Investors are on edge, waiting for insight from the Fed’s July meeting regarding the upcoming taper.
The dollar has seemingly bottomed…
That should do it for the downside — a little past the .886 and tagging the grey midline. Going long here at 1647, stops at 1646.
But, it will all come down to the July Fed minutes, due out at 1:00 PM.
Treasuries are doing their part, backing off the 3.00% mark — albeit due to OMO.
Will it work? Probably.
Will it blow up some day? Undoubtedly.
But, for now, the markets are willing to ignore who’s doing the buying as long as someone is buying. We’ve seen this over and over again with the countless interventions.

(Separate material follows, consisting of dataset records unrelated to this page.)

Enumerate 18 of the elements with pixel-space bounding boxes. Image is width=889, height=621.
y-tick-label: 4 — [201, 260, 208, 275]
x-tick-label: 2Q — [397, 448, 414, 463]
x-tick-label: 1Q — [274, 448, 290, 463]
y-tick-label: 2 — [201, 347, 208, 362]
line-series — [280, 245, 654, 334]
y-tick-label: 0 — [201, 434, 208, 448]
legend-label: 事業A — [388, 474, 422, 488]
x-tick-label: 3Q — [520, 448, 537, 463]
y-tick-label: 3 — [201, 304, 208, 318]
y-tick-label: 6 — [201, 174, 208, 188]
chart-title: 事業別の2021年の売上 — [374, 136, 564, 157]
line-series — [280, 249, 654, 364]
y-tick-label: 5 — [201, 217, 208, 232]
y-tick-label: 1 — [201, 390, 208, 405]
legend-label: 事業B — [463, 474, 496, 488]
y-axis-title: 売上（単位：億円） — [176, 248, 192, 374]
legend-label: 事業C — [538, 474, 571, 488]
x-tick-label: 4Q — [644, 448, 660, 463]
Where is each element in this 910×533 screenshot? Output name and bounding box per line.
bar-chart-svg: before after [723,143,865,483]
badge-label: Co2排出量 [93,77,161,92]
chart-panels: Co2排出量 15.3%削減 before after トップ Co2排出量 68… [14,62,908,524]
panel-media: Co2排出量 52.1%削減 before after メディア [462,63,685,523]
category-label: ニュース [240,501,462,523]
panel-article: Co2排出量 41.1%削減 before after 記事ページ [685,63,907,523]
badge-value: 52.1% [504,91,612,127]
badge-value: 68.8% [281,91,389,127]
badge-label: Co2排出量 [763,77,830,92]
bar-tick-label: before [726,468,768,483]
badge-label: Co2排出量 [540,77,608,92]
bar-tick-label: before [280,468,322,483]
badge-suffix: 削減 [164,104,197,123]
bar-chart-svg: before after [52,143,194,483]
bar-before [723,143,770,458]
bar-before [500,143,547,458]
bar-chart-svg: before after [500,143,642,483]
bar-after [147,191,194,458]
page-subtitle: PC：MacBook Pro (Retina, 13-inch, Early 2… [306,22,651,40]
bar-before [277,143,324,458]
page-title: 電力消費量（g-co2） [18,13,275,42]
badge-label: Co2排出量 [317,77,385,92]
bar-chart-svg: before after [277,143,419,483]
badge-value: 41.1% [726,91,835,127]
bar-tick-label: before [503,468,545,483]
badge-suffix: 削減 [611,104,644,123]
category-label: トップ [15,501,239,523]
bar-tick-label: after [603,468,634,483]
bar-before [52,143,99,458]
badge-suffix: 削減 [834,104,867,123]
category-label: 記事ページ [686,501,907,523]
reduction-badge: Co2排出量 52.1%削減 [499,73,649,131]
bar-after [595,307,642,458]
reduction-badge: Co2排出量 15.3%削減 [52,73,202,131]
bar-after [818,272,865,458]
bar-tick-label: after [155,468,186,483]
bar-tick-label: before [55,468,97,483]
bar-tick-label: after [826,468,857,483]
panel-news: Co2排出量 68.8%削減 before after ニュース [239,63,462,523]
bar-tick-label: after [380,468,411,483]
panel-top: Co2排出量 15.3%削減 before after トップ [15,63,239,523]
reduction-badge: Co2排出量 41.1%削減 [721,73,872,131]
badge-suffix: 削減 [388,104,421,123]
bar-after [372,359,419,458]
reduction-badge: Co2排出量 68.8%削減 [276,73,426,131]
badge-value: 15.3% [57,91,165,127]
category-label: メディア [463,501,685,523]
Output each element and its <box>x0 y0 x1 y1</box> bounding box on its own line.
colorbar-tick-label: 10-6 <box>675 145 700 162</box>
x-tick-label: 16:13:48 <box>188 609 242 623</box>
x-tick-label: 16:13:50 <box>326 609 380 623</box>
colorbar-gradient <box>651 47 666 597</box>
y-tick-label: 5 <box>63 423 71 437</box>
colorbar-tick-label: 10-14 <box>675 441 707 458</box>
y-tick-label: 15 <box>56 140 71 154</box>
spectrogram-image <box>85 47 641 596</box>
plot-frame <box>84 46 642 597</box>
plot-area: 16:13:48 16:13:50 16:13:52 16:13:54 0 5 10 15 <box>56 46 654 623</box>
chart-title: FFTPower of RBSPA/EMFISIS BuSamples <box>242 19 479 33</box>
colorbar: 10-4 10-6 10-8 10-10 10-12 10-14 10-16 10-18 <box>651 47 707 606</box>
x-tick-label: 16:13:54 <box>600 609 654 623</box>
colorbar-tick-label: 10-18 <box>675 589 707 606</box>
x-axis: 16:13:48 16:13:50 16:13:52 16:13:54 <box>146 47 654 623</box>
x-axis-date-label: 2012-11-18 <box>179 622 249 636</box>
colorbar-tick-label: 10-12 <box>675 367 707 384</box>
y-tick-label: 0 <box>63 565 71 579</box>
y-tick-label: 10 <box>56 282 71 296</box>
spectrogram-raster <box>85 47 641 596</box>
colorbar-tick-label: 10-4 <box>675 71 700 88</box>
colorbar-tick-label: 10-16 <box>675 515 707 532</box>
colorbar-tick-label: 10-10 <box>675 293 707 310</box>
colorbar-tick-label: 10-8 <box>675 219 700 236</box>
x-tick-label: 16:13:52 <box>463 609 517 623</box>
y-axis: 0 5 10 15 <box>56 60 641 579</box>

Call it PPT, call it TPTB, it doesn’t much matter. The banks have hundreds of trillions in interest rate swaps that could sink them in a heartbeat if: (1) interest rates were to soar, and (2) they were ever required to mark their contracts to market.
The Fed, with the budget to monetize virtually all Tsy issues (and enough of the open market sales), knows this and is buying time — hoping the worst offenders can get their houses in order before things get out of hand.
As long as they have the ability to keep things from getting out of hand, they will. And, as long as the MSM plays along, they probably can. Markets are like elections. The hard core bulls and bears are unlikely to ever change. It’s the undecided folks in the middle who decide the winners and losers.
When an avalanche of sell orders floods the market, we get crashes — uncontrolled events like May 2008 and August 2011. We’ll know one’s happening when volume spikes, channels fail, patterns bust and prior lows don’t hold.
Most of the time, however, we get mild corrections that satisfy the bears and don’t freak out the bulls. To a chartist, they appear as channels being fleshed out. That’s what we’re facing now, though careless wording in the Fed minutes could easily change things.